Activities were in abundance throughout the country last week to celebrate turning points and milestones in Panamanian history. Children, marching bands, beauty queens, and many more gathered in the wee hours of each morning to line up and proceed down the main boulevards of their local towns in grand style. Businesses closed while thousands lined the streets to gaze upon the day’s procession. Red, white, and blue Panamanian flags of all sizes waved in onlookers hands, adorned buildings, and decorated local parks and monuments.
The festivities are filled with history and folklore. Creatively handmade costumes and masks dot the parade throughout each town. Men wear elaborate paper-mache tooth filled devil masks as a religious representation of the devil fighting for possession of the human soul. Differing representations proliferate in varying regions of Panama, from the diablo sucio of the southern provinces, dressed in red and black stripes, to the diablo limpio dressed in white with satin handkerchiefs and bells.
Women wear extravagantly decorated polleras, the national Panamanian dress. Headdresses are equally elaborate and painstakingly made by hand. The origins are believed to be Spanish heritage and are strikingly beautiful. As you travel throughout Latin America, you will see reminiscent versions in each country.

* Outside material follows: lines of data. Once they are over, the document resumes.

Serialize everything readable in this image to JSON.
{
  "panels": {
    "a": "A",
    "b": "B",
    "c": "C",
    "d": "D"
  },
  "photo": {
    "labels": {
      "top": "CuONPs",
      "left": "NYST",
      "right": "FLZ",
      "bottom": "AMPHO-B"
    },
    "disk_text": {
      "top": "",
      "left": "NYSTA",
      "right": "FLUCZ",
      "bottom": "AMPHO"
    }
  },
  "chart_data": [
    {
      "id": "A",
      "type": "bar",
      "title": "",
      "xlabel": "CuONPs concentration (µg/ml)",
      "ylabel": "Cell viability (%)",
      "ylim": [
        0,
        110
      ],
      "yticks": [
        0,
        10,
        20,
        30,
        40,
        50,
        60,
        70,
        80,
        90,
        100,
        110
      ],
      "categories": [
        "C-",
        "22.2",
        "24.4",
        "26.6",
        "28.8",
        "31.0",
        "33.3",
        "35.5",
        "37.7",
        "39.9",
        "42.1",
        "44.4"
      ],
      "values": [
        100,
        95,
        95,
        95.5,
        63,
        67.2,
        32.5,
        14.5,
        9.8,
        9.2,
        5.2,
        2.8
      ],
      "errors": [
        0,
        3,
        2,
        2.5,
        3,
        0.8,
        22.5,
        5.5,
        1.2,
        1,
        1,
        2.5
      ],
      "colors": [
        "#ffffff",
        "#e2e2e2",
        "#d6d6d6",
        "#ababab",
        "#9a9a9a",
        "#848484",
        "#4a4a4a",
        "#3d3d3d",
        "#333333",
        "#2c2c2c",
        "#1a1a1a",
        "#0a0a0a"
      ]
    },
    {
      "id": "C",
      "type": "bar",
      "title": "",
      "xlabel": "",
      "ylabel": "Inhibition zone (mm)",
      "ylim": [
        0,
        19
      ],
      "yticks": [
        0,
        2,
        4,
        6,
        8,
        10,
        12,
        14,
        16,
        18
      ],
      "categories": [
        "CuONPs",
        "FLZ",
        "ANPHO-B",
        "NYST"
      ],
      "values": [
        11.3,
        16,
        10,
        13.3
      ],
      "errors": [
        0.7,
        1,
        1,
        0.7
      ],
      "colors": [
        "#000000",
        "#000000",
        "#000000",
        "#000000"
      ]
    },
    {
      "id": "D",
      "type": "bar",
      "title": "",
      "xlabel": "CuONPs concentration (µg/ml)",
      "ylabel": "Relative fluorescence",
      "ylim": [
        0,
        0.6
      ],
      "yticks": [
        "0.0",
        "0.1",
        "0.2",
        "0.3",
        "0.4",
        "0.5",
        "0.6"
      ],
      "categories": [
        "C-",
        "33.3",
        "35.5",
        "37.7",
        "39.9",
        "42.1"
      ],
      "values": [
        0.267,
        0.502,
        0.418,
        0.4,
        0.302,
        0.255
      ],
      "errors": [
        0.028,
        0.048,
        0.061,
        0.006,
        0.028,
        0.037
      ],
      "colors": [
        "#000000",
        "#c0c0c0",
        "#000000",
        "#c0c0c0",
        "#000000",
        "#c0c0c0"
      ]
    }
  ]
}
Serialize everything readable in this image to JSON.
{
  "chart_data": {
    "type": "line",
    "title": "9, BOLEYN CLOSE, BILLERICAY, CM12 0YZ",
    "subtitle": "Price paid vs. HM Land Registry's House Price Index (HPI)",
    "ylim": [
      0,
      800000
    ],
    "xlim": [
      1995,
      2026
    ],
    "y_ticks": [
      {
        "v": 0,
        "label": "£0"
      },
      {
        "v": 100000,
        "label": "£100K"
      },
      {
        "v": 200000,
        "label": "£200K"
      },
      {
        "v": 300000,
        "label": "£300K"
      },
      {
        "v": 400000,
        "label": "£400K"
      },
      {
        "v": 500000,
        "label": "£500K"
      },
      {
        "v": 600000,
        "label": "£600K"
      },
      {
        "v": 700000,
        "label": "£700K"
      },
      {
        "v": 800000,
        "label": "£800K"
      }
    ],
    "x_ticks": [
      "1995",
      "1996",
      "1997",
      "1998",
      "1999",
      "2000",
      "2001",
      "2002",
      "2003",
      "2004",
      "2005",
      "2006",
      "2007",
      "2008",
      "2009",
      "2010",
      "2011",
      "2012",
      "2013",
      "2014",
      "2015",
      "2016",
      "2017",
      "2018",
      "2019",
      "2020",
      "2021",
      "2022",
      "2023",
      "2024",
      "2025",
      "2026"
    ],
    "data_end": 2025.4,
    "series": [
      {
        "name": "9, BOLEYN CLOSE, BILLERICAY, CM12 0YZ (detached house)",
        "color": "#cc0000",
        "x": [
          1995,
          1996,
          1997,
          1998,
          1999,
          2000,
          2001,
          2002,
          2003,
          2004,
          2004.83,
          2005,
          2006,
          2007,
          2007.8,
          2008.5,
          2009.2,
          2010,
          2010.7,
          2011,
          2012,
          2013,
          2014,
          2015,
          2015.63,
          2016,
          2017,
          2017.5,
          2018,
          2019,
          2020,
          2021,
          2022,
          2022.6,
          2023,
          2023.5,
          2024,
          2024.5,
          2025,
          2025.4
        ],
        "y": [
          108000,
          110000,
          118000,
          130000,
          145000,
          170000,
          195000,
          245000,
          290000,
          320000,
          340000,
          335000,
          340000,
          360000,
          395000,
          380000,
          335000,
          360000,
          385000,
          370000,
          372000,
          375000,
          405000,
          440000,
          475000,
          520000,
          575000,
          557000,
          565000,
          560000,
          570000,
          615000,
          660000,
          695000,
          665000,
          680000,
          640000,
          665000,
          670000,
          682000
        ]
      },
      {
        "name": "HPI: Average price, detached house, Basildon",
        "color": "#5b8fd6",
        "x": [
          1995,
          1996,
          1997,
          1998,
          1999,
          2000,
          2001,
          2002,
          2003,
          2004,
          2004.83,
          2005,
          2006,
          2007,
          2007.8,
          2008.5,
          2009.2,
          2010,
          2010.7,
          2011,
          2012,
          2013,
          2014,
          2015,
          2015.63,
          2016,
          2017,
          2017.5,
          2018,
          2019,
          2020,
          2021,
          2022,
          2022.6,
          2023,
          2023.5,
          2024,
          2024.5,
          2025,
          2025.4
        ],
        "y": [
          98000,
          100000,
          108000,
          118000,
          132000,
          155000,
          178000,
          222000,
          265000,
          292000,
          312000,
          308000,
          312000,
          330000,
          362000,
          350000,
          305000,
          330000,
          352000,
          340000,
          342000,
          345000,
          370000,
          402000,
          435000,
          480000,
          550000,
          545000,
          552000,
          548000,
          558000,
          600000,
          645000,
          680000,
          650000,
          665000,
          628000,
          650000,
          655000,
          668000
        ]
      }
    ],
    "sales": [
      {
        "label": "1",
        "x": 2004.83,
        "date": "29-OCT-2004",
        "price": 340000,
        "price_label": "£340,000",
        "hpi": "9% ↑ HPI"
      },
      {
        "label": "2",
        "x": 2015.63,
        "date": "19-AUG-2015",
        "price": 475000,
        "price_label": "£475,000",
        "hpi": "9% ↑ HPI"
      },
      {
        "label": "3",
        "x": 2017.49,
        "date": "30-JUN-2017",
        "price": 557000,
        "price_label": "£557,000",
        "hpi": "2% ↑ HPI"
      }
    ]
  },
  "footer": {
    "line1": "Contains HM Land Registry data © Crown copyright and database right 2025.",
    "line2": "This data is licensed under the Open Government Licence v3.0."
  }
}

Panama celebrates separating from Colombia in 1903, adopting their national flag in 1925, and Colon Day during this period. Throughout the rest of the month, more celebrations arise from the independence from Spain gained in 1821. November is a patriotic month in Panama. You will find all the locals very proud of their young independent country when visiting. Panama is quickly rising to the top of the charts of Latin American countries, providing government stability, one of the fastest growing economies, and quickly becoming one of the largest banking hubs for thousands of corporations across the globe. No wonder why so many expats now call Panama home.